At the date of the sentencing hearing the appellant had seven previous convictions for offences of theft, burglary, criminal damage and one for the offence of arson endangering life to which he had pleaded guilty. In December 2002 the appellant received a sentence of four years imprisonment for this offence.

7.

The property in the 2002 arson belonged to the appellant’s uncle. The appellant was sharing the property with him at the time. He gave a number of reasons for starting the fire, one of which was that he wanted to get even with the voices that he was hearing.

8.

Before the sentencing court in 2008 was a report from Dr Roger Thomas, consultant forensic psychiatrist. He recounted that when interviewed, the appellant described feeling paranoid, anxious and depressed in the months leading up to the index offence. He told the doctor he had burnt the property because he felt people were threatening his life. His intention was not to harm anyone else but to kill himself. Prior to the offence the appellant said he heard voices telling him to kill himself and he had disturbing thoughts about harming people. At the time he set fire to the house he was aware that he was the only person in it.

9.

Dr Thomas reviewed the appellant’s personal, medical, alcohol and drug history. The appellant’s first contact with the psychiatric services was in July 1998 in respect of a charge of burglary. The assessing psychiatrist was of the opinion that the appellant presented with a serious mental illness which required urgent psychiatrist admission for assessment. In July 1998 the appellant was admitted to Whitchurch Hospital under section 35 of the 1983 Act. However, a report for the court stated that the appellant was probably not suffering from mental illness but with an acute stress reaction which required further assessment or inpatient hospital treatment.

10.

In December 1998 the appellant was admitted to hospital pursuant to section 2 of the 1983 Act. He had held a knife to his throat and threatened to kill himself. The appellant was later discharged but there were subsequent hospital admissions in 1998, 1999, 2001 and 2002.

11.

Following the imposition of the four-year sentence of imprisonment for the offence of arson, the appellant’s condition deteriorated in prison and he was admitted to the Caswell Clinic under sections 47/49 of the 1983 Act in November 2003. During late 2003 and early 2004 the appellant was stating that he was part of the Matrix and was continuing to hear the voice of his deceased girlfriend.

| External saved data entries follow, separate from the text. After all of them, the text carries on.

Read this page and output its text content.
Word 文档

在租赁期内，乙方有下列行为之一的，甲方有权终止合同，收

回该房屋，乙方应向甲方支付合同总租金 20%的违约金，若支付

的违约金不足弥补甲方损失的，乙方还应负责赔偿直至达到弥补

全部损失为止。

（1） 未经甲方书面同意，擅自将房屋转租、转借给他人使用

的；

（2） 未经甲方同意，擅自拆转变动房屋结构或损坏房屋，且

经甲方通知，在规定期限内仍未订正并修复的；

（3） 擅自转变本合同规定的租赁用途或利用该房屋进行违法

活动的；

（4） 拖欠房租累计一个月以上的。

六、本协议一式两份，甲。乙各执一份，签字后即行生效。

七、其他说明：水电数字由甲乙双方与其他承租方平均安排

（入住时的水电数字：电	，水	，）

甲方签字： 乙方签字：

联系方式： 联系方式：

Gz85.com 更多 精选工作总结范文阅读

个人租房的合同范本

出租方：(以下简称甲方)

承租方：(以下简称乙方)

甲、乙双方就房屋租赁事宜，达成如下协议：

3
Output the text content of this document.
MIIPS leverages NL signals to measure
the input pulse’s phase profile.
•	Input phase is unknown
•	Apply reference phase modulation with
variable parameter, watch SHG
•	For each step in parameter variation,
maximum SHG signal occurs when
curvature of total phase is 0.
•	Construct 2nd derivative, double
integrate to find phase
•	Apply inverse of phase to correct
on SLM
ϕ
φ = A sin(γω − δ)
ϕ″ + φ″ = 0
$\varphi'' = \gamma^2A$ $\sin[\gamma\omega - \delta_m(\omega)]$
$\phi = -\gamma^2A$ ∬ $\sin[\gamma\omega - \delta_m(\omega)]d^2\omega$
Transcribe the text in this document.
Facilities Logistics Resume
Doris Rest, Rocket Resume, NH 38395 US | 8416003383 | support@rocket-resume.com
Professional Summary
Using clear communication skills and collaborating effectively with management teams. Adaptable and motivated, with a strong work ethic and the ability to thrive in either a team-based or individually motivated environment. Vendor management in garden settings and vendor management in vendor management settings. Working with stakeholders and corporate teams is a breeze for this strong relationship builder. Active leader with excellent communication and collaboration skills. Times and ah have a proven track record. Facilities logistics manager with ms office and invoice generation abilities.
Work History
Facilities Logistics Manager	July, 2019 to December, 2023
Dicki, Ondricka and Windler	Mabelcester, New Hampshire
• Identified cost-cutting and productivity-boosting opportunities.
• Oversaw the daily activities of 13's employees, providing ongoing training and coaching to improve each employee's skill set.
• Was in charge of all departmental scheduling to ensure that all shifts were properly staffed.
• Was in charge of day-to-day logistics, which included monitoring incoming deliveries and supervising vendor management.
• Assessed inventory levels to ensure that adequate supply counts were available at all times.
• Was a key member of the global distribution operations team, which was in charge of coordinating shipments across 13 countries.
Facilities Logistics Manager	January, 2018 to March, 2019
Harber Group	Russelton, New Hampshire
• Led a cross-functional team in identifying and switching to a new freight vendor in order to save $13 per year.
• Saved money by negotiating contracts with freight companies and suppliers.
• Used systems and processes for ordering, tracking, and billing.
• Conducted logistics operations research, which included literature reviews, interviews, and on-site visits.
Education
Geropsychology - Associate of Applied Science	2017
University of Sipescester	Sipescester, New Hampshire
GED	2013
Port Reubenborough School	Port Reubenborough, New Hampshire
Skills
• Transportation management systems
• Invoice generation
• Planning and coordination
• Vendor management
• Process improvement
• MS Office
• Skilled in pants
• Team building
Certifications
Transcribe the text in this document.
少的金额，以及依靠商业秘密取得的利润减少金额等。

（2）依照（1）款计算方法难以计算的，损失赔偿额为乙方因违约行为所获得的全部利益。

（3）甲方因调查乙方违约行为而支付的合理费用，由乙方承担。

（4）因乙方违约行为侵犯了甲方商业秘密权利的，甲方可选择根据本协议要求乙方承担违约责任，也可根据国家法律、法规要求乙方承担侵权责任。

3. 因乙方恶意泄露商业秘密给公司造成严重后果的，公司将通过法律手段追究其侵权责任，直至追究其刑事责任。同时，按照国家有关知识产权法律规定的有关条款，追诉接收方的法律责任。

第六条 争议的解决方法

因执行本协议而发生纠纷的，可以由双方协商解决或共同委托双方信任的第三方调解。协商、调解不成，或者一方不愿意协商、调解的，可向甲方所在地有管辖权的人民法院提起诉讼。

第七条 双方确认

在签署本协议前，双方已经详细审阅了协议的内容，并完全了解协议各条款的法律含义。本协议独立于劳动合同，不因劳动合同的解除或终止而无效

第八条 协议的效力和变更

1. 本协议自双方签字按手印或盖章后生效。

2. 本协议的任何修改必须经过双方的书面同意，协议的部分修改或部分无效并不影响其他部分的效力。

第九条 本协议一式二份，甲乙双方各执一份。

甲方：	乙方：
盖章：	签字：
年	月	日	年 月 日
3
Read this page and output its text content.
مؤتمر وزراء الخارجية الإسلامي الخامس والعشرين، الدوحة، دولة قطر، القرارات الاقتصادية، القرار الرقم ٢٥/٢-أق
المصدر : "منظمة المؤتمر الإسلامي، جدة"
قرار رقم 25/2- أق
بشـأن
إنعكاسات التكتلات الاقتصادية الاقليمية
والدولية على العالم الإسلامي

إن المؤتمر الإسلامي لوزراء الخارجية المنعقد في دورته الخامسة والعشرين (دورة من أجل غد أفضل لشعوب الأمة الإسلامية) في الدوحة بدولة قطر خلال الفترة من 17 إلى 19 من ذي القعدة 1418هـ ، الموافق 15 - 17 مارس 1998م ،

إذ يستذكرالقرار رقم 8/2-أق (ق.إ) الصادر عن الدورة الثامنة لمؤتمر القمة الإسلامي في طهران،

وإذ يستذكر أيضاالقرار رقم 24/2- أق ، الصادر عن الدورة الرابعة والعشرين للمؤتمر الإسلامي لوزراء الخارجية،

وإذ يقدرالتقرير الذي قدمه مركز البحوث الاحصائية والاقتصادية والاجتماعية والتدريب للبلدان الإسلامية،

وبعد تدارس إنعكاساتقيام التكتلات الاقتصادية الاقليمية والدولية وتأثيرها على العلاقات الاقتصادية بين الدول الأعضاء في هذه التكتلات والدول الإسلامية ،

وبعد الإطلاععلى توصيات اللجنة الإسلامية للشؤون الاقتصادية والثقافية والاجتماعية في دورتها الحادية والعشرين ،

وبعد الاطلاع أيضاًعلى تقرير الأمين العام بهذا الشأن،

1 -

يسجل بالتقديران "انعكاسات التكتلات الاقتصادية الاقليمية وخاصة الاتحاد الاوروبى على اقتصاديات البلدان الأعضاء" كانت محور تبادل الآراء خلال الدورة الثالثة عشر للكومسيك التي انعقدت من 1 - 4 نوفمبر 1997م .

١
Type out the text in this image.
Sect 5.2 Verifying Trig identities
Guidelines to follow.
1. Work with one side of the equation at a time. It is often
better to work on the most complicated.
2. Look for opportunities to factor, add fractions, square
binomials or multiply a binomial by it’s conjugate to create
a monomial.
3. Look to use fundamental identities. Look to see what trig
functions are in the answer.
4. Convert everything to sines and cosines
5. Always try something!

He was discharged from the Caswell Clinic in January 2007. In the following months the appellant was reviewed by a number of psychiatrists and in June 2007 was admitted to hospital pursuant to section 2 of the 1983 Act. A second admission took place in August 2007. On each occasion it was felt that the appellant was not suffering from mental illness.

12.

In September 2007, Dr Lyons, a consultant psychiatrist, noted that the appellant did not have an ongoing mental illness within the meaning of the 1983 Act but diagnised a personality disorder with a long history of poly-substance abuse. He had admitted to feigning symptoms in order to be moved to hospital. Dr Lyons noted that the appellant posed a risk to himself and the public, not through mental illness, but because of a combination of his inability to cope, attention-seeking behaviour which was compounded by the disinhibiting effects of alcohol and illicit drugs.

13.

In his report for the court in 2008, Dr Thomas described the appellant’s admission of having set fire to the house with the intention of killing himself as not in the setting of major mental illness but as a de-compensatory response to stress. He concluded that although the appellant was stressed and distressed, there was no real evidence to support a current depressed mood state, nor the presence of real psychosis. His presentation was very similar to presentations in the past where psychosis was believed to be malingering in nature. Dr Thomas did not think that the appellant had a mental illness of a nature or degree which would warrant a medical disposal. In the final paragraph of his report, Dr Thomas stated:

“However, I would add that as Christopher Stredwick’s mental health problems are extremely complex and intermittent, the clinical picture might possibly change in the future, and it may be necessary to re-assess him at some future time, and he therefore should clearly be identified as a very vulnerable person who will require significant therapeutic import and support.”

14.

In sentencing the appellant, then aged 30, the judge considered and relied upon the report of Dr Thomas. He determined that the sentence of IPP was necessary, the offence of reckless arson was serious, extensive damage was caused and the consequences to the fire service

and other residents could have been much worse. The judge noted that an early release was extremely unlikely, but he thought more likely a transfer to a secure mental unit in the future. The judge stated that had it been appropriate to impose a determinate sentence, the term would have been one of nine years following discount for the plea of guilty, that would be reduced to six years, thus the minimum term was half the six years less the days spent on remand.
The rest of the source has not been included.